L’effacement de Dieu chez quelques moines-poètes contemporains

Gabriel Ringlet

 

UGS : 2013041 Catégorie : Étiquette :

Description

Petite histoire

En publiant Effacement de Dieu. La voie des moines-poètes (Albin Michel), mon éditeur m’a demandé – avec raison – de situer très brièvement les moines-poètes contemporains dans une tradition monastique et mystique plus large, d’où un petit chapitre introductif qui va, en grandes enjambées, des moines du désert jusqu’à l’aube du XXIe siècle.

Juste un mot, au plan historique, pour dire que des Bernard de Clairvaux (1090-1153), Hildegarde de Bingen (1098-1179), Mechtilde de Magdebourg (1207/1210-1282/1294), Thérèse d’Avila (1515-1582) ou encore Jean de la Croix (1542-1582), tous moines et moniales, sont non seulement d’importants poètes, mais ils vont parler de Dieu avec une audace théologique assez exceptionnelle. Et cela, souvent, dans un langage érotique (plus que sensuel, érotique) inspiré du Cantique des Cantiques.

Un seul exemple avant d’en venir aux moines et moniales d’aujourd’hui, Thérèse d’Avila, là où elle commente pour ses sœurs carmélites le chapitre 1, verset 2 du fameux Cantique :

Qu’il me baise des baisers de sa bouche ;
Plus enivrante est ton étreinte que le vin.

Par parenthèse, dans l’édition des œuvres complètes, les Carmélites de Clamart suivent de très près le texte espagnol et traduisent :

« Vos mamelles sont meilleures que le vin ».

Je ne dis pas que ça change tout, mais ce n’est pas sans conséquences théologiques…

Écoutons donc Thérèse parler de Dieu qui entre dans l’âme et la remplit de plaisir :

« Lorsque ce très riche Époux veut l’enrichir et la caresser davantage encore [l’âme], il l’attire tellement en Lui-même, que, semblable à une personne que l’excès du plaisir et de la joie fait défaillir, elle se sent alors comme portée entre ses bras divins, collée à ce sacré côté et à ces divines mamelles. Elle ne sait plus que jouir, sustentée qu’elle est par ce lait divin, dont son Époux la nourrit et la fortifie. (…) Quand l’âme se réveille de ce sommeil et de ce céleste enivrement, elle est toute surprise et comme interdite.
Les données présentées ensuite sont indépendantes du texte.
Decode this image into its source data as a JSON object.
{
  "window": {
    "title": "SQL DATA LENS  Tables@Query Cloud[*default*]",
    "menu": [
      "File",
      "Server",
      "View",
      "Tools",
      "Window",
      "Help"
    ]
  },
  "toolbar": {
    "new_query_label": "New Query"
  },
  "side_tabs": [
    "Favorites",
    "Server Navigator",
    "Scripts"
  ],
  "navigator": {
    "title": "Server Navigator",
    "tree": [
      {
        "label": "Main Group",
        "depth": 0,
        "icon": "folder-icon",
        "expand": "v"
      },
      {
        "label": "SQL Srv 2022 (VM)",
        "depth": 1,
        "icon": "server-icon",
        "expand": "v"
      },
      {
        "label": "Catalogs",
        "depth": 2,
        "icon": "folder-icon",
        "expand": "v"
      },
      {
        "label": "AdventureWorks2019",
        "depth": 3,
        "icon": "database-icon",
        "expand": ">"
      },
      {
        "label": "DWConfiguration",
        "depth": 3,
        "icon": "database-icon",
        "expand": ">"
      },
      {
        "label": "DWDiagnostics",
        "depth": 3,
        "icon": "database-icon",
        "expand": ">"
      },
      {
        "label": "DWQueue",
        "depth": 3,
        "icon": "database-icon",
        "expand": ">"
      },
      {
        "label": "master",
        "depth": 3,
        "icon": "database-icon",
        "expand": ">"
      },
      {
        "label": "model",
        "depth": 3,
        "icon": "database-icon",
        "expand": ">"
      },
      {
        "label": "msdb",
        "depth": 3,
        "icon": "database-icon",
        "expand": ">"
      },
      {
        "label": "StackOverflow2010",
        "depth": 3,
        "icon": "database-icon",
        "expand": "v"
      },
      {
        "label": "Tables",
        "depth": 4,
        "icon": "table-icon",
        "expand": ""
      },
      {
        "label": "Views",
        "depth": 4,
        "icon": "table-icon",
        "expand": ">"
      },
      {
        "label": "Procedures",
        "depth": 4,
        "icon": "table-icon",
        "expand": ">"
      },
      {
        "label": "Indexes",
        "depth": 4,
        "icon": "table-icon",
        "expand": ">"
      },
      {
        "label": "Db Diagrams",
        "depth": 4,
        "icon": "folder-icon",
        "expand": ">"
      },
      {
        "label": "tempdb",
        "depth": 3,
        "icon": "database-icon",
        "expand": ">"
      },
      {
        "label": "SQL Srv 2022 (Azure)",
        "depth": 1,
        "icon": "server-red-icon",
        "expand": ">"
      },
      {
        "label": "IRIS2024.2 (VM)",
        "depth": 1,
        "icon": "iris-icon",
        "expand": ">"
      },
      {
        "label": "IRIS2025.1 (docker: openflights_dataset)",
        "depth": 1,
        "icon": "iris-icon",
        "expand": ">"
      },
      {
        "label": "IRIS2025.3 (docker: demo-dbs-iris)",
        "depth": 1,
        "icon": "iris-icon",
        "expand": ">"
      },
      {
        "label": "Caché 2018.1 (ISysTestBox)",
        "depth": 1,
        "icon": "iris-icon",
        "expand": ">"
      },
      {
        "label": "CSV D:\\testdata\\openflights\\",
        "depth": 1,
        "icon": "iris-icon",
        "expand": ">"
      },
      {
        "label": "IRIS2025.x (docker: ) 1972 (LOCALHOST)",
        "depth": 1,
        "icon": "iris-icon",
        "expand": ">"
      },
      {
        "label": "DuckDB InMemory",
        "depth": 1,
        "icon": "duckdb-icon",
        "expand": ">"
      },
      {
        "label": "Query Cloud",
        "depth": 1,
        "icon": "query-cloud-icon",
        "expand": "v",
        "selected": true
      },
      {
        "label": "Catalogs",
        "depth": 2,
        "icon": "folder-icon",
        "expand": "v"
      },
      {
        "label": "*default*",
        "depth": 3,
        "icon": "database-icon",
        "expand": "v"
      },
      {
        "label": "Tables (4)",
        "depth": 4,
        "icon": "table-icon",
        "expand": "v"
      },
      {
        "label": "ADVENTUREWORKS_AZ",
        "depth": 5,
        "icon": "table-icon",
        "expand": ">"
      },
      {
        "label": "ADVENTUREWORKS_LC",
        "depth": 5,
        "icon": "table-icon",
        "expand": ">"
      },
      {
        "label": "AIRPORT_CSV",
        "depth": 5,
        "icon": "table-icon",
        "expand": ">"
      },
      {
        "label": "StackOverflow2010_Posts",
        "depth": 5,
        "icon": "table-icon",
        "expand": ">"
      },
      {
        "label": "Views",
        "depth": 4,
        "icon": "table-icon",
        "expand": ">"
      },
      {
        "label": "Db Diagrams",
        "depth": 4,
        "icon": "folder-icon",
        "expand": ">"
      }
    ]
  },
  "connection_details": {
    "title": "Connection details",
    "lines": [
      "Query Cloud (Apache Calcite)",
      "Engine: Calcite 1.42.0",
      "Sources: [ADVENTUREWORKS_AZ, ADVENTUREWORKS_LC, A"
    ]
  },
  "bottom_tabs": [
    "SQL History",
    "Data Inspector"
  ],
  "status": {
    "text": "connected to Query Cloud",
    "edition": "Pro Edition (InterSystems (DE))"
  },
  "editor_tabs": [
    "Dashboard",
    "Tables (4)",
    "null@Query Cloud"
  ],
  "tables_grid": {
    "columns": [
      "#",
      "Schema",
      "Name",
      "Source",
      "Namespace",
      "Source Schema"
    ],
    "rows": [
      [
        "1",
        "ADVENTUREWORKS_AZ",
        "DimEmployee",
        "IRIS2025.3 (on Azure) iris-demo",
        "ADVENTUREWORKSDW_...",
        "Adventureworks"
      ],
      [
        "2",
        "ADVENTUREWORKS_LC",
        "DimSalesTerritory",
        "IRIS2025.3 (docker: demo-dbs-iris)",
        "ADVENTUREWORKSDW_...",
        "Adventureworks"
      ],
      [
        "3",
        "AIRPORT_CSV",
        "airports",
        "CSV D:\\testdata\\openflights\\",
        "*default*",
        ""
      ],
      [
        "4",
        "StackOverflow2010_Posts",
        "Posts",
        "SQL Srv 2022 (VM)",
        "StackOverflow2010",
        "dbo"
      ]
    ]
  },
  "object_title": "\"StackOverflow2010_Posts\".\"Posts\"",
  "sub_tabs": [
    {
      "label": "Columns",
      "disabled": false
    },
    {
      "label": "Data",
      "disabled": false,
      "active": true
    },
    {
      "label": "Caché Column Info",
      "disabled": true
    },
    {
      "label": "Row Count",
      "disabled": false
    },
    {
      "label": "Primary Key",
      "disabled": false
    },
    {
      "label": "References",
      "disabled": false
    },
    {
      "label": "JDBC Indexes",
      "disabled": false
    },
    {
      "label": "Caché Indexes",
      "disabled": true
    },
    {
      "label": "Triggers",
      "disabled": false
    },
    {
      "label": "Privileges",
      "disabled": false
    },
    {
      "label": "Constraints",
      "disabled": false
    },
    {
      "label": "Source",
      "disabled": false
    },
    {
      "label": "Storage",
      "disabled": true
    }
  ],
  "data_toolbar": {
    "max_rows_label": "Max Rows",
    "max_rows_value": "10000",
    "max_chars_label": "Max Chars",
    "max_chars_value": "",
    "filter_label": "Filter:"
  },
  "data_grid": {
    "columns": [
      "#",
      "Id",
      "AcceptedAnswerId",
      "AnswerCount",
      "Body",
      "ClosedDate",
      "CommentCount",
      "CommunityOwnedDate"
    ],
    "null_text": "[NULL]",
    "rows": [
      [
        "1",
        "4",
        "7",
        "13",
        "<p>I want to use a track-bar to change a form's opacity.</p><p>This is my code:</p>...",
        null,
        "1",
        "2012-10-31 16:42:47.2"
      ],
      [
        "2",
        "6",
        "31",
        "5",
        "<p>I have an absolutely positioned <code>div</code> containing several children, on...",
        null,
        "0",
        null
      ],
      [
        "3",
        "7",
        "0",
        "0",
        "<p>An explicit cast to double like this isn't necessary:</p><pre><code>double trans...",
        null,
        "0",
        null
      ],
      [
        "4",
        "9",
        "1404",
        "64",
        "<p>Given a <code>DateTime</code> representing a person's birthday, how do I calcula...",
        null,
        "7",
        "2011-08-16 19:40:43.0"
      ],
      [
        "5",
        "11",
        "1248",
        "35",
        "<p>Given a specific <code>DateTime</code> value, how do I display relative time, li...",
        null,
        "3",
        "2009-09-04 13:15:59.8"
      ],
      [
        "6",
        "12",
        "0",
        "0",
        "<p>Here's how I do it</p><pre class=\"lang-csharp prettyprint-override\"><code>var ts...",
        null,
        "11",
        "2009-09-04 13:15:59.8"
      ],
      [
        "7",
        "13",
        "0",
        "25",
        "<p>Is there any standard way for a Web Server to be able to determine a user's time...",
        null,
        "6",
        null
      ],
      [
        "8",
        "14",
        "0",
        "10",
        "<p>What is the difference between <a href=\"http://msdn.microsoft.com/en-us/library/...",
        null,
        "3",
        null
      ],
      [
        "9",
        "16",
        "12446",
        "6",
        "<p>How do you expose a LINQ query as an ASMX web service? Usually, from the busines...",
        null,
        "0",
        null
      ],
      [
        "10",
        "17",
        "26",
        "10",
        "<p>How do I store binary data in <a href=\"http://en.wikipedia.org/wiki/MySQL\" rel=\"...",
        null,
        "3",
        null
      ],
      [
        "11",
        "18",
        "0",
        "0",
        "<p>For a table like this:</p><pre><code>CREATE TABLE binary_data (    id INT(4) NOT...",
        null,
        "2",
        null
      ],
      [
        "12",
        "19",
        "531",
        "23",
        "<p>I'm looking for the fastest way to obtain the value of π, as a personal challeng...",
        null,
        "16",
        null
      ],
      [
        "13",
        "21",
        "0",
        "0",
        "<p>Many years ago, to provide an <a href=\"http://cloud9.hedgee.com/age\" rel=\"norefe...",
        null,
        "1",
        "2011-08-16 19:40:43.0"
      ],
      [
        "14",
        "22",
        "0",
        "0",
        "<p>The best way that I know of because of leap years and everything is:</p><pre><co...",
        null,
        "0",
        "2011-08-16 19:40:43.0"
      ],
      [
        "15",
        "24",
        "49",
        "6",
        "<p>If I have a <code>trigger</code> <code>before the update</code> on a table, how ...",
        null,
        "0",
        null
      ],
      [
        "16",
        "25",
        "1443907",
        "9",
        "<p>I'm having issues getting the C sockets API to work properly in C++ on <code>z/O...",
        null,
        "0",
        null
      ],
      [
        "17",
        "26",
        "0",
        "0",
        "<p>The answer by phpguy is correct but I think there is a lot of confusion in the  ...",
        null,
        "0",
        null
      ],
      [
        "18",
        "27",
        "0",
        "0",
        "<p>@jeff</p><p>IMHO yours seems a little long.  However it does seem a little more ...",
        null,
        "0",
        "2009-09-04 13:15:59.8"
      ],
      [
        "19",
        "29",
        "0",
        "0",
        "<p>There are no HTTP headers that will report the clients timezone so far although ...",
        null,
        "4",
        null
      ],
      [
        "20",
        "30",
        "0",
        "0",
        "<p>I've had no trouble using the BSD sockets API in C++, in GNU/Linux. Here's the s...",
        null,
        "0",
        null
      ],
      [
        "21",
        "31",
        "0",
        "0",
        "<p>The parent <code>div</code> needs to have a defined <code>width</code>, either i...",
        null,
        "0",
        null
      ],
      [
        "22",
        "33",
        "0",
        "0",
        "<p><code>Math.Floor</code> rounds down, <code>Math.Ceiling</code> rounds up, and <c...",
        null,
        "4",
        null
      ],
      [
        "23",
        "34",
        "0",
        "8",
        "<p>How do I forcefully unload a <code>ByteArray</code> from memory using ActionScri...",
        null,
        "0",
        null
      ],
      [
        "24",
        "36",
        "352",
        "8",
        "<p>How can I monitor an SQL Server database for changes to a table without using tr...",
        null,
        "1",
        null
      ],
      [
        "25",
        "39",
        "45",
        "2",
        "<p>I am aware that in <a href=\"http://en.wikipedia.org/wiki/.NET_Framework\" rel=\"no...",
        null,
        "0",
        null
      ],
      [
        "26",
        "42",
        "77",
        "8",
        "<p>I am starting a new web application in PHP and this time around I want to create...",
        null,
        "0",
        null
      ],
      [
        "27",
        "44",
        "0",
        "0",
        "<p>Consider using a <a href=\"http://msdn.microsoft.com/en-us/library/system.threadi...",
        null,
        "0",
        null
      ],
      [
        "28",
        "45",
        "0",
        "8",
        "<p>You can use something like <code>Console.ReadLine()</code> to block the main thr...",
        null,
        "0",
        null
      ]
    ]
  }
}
C’est lors que dans un saint délire, elle peut s’écrier, ce me semble : Vos mamelles sont meilleures que le vin ».

J’ajoute que tout au long de ses Pensées sur le Cantique des Cantiques, elle encourage ses filles à faire « l’expérience de la joie du peu » – ce sont ses mots – et, en particulier, du peu de Dieu. Exactement comme Marguerite Porète, trois siècles plus tôt, dont toute l’œuvre se résume en un seul impératif : il faut se désencombrer de Dieu ! Ce qui lui vaudra le bûcher à Paris le 1er juin 1310.

Je termine cette toute brève allusion historique en rappelant qu’à côté des noms connus qui viennent d’être évoqués, il en est d’autres comme, par exemple, Cyprien de la Nativité. Qui parle encore de ce carme que Valéry considérait – je cite – comme « l’un des plus parfaits poètes de France », et qu’André Gide va d’ailleurs reprendre dans son Anthologie de la poésie française.

En trois minutes

Il est temps que j’en vienne à « mes » moines-poètes contemporains.
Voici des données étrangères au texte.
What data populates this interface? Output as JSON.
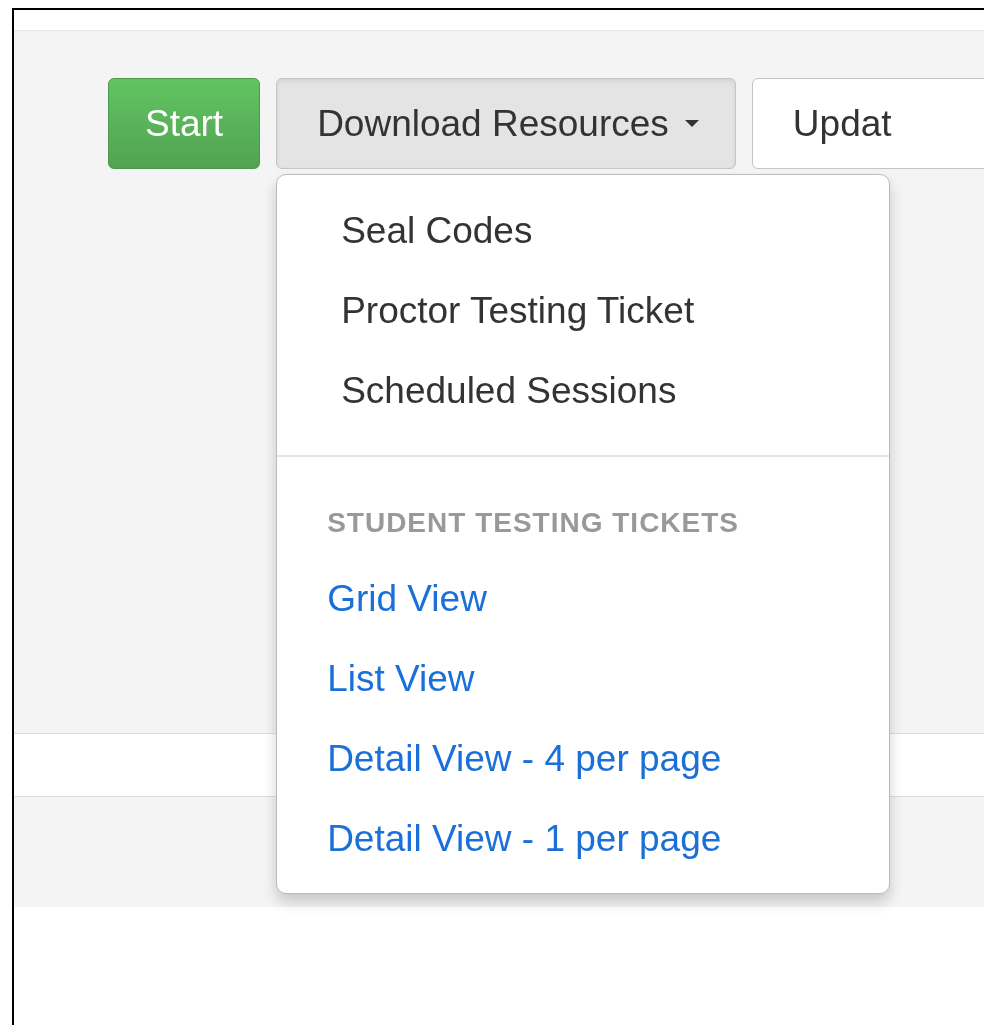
{
  "toolbar": {
    "buttons": [
      {
        "label": "Start",
        "kind": "success"
      },
      {
        "label": "Download Resources",
        "kind": "dropdown",
        "expanded": true
      },
      {
        "label": "Updat",
        "kind": "default"
      }
    ]
  },
  "dropdown_menu": {
    "items": [
      {
        "kind": "item",
        "label": "Seal Codes"
      },
      {
        "kind": "item",
        "label": "Proctor Testing Ticket"
      },
      {
        "kind": "item",
        "label": "Scheduled Sessions"
      },
      {
        "kind": "divider"
      },
      {
        "kind": "header",
        "label": "STUDENT TESTING TICKETS"
      },
      {
        "kind": "link",
        "label": "Grid View"
      },
      {
        "kind": "link",
        "label": "List View"
      },
      {
        "kind": "link",
        "label": "Detail View - 4 per page"
      },
      {
        "kind": "link",
        "label": "Detail View - 1 per page"
      }
    ]
  }
}
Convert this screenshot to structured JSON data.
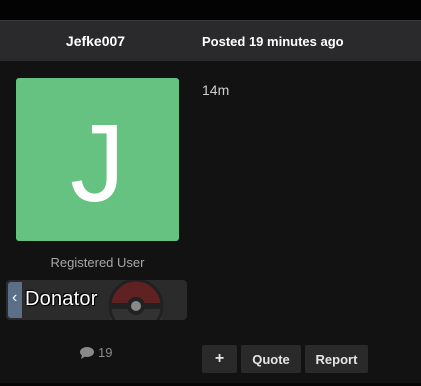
{
  "post": {
    "author": "Jefke007",
    "posted": "Posted 19 minutes ago",
    "avatar_letter": "J",
    "avatar_color": "#66c280",
    "user_title": "Registered User",
    "badge": {
      "label": "Donator",
      "chevron": "‹",
      "icon": "pokeball-icon"
    },
    "post_count": "19",
    "content": "14m",
    "actions": {
      "plus_label": "+",
      "quote_label": "Quote",
      "report_label": "Report"
    }
  }
}
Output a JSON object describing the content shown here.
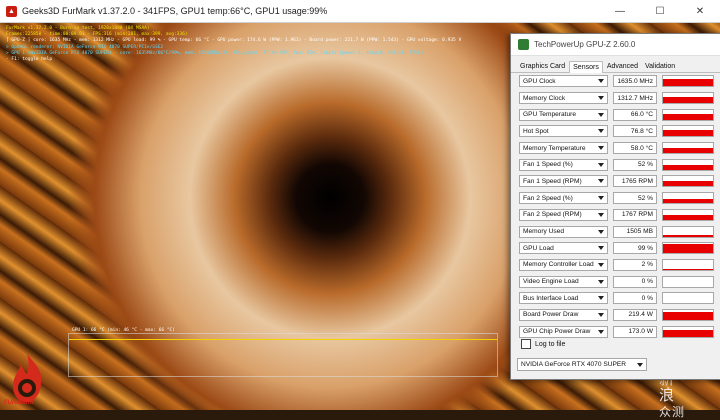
{
  "furmark": {
    "title": "Geeks3D FurMark v1.37.2.0 - 341FPS, GPU1 temp:66°C, GPU1 usage:99%",
    "overlay_lines": [
      {
        "text": "FurMark v1.37.2.0 - Burn-in test, 1920x1080 (0X MSAA)",
        "color": "y"
      },
      {
        "text": "Frames:225858 - time:00:09:03 - FPS:316 (min:281, max:399, avg:336)",
        "color": "y"
      },
      {
        "text": "[ GPU-Z ] core: 1635 MHz - mem: 1312 MHz - GPU load: 99 % - GPU temp: 66 °C - GPU power: 174.6 W (PPW: 1.961) - Board power: 221.7 W (PPW: 1.543) - GPU voltage: 0.935 V",
        "color": "w"
      },
      {
        "text": "> OpenGL renderer: NVIDIA GeForce RTX 4070 SUPER/PCIe/SSE2",
        "color": "c"
      },
      {
        "text": "> GPU 1 (NVIDIA GeForce RTX 4070 SUPER) - core: 1635MHz/66°C/99%, mem: 10500MHz/5%, GPU power: 97.4% TDP, fan: 52%, limits:[power:1, temp:0, volt:0, OV:0]",
        "color": "c"
      },
      {
        "text": "- F1: toggle help",
        "color": "w"
      }
    ],
    "graph_label": "GPU 1: 66 °C (min: 46 °C - max: 66 °C)",
    "logo_text": "FURMARK",
    "watermark_line1": "新",
    "watermark_line2": "浪",
    "watermark_line3": "众测"
  },
  "window_buttons": {
    "minimize": "—",
    "maximize": "☐",
    "close": "✕"
  },
  "gpuz": {
    "title": "TechPowerUp GPU-Z 2.60.0",
    "tabs": [
      {
        "label": "Graphics Card",
        "active": false
      },
      {
        "label": "Sensors",
        "active": true
      },
      {
        "label": "Advanced",
        "active": false
      },
      {
        "label": "Validation",
        "active": false
      }
    ],
    "sensors": [
      {
        "name": "GPU Clock",
        "value": "1635.0 MHz",
        "level": 0.7
      },
      {
        "name": "Memory Clock",
        "value": "1312.7 MHz",
        "level": 0.6
      },
      {
        "name": "GPU Temperature",
        "value": "66.0 °C",
        "level": 0.55
      },
      {
        "name": "Hot Spot",
        "value": "76.8 °C",
        "level": 0.6
      },
      {
        "name": "Memory Temperature",
        "value": "58.0 °C",
        "level": 0.5
      },
      {
        "name": "Fan 1 Speed (%)",
        "value": "52 %",
        "level": 0.45
      },
      {
        "name": "Fan 1 Speed (RPM)",
        "value": "1765 RPM",
        "level": 0.5
      },
      {
        "name": "Fan 2 Speed (%)",
        "value": "52 %",
        "level": 0.45
      },
      {
        "name": "Fan 2 Speed (RPM)",
        "value": "1767 RPM",
        "level": 0.5
      },
      {
        "name": "Memory Used",
        "value": "1505 MB",
        "level": 0.12
      },
      {
        "name": "GPU Load",
        "value": "99 %",
        "level": 0.95
      },
      {
        "name": "Memory Controller Load",
        "value": "2 %",
        "level": 0.05
      },
      {
        "name": "Video Engine Load",
        "value": "0 %",
        "level": 0
      },
      {
        "name": "Bus Interface Load",
        "value": "0 %",
        "level": 0
      },
      {
        "name": "Board Power Draw",
        "value": "219.4 W",
        "level": 0.8
      },
      {
        "name": "GPU Chip Power Draw",
        "value": "173.0 W",
        "level": 0.7
      }
    ],
    "log_label": "Log to file",
    "gpu_select": "NVIDIA GeForce RTX 4070 SUPER",
    "graph_color": "#e80000"
  }
}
J’en ai retenu six, dont quatre sont toujours en vie, mais en réalité, je devrais dire : six plus un. Parce que j’ai voulu, en dernier chapitre, parler d’un architecte québécois qui vient de construire au nord de Montréal une abbaye qui, à mes yeux, est un véritable poème. La première vraie abbaye cistercienne québécoise : une modernité et un effacement à vous couper le souffle ! D’ailleurs en me présentant Pierre Thibault, un tout grand architecte au Québec, le père-abbé m’a dit : « Voici le plus moine d’entre nous ». Et c’est vrai.

Impossible de présenter ici les six moines-poètes de façon approfondie. Je vais donc parler un peu plus longuement de trois d’entre eux :

– Gilles Baudry
– Catherine-Marie de la Trinité
– François Casssingena-Trévedy

Mais avant cela trois minutes sur les trois autres.
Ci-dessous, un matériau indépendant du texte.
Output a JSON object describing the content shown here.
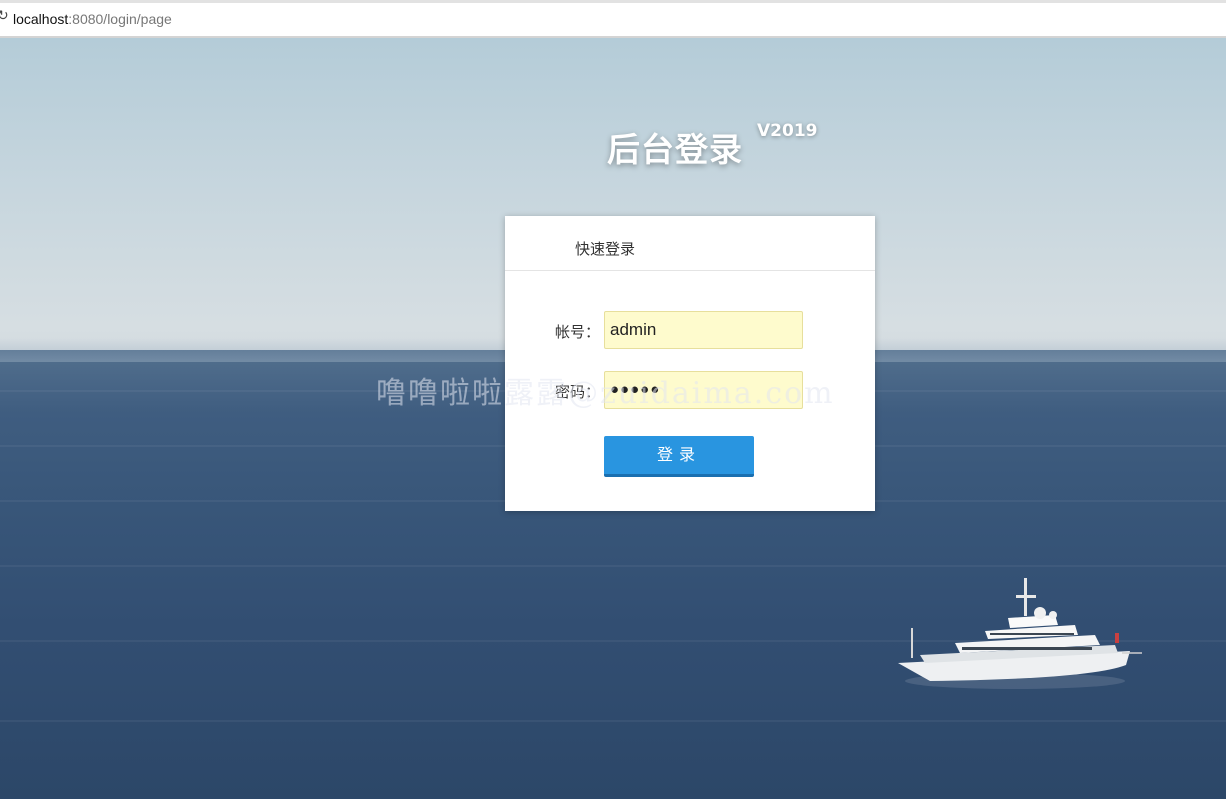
{
  "browser": {
    "url_host": "localhost",
    "url_rest": ":8080/login/page"
  },
  "page": {
    "heading": "后台登录",
    "version": "V2019"
  },
  "login": {
    "title": "快速登录",
    "account_label": "帐号：",
    "account_value": "admin",
    "password_label": "密码：",
    "password_value": "●●●●●",
    "submit_label": "登录"
  },
  "watermark": "噜噜啦啦露露@zuidaima.com",
  "colors": {
    "button": "#2995e0",
    "input_autofill": "#fefbcd"
  }
}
Jean-Yves Quellec, c’est le régional de l’étape, même s’il est breton.

Bénédictin, actuel prieur du monastère de Clerlande à côté de Louvain-la-Neuve, il a écrit de belles choses sur l’effacement de Dieu. Sur la souffrance de Dieu aussi. Dans Dieu face nord, notamment.

À un moment, dans mon texte, je le rapproche de la poète québécoise Hélène Dorion parce qu’à la même période, sans se connaître, l’un et l’autre se sont retirés sur une île déserte, ce qui nous vaudra L’Étreinte des vents chez Hélène Dorion et Passe de la chimère du côté de Quellec.

Autre poète que j’évoque en trois mots : Christophe Lebreton, le plus jeune des moines martyrs de Tibhirine, assassiné en Algérie le 21 mai 1996 et qui, à la manière de beaucoup de mystiques, dans une tradition très cistercienne, va nous offrir un certain nombre de textes sur le baiser. Et je ne surprendrai pas si j’ajoute que ce baiser – véritable manducation – prend chez lui un sens sacramentel. D’ailleurs il parle du « sacrement de l’écriture » et confie dans son journal que, à ses yeux, « être poète, c’est un ministère ».

Et enfin – toujours dans le bref : Charles Dumont.

Je dirai simplement que ce moine de Chimay, décédé en 2009, spécialiste mondial de Bernard de Clairvaux, est aussi celui qui a remarquablement défendu le célèbre trappiste américain Thomas Merton (La Nuit privée d’étoiles, Le Signe Jonas, etc.). Les deux hommes étaient poètes et grands amis. Mais nous savons comme Thomas Merton s’est engagé politiquement. Notamment contre la guerre du Vietnam. Et on oublie souvent que les dirigeants de mai 68 sont venus le voir aux États-Unis pour en faire un de leurs parrains. Et plus étonnant encore, que le pape Jean XXIII, par admiration pour son engagement, va lui offrir l’étole qu’il portait le jour de sa consécration papale. Les temps ont un peu changé !

Le poète, la mystique et le théologien

J’en viens aux trois autres poètes auxquels je vais consacrer un rien plus de temps et qui ont certainement en commun une manière très personnelle de parler de Dieu dans l’effacement.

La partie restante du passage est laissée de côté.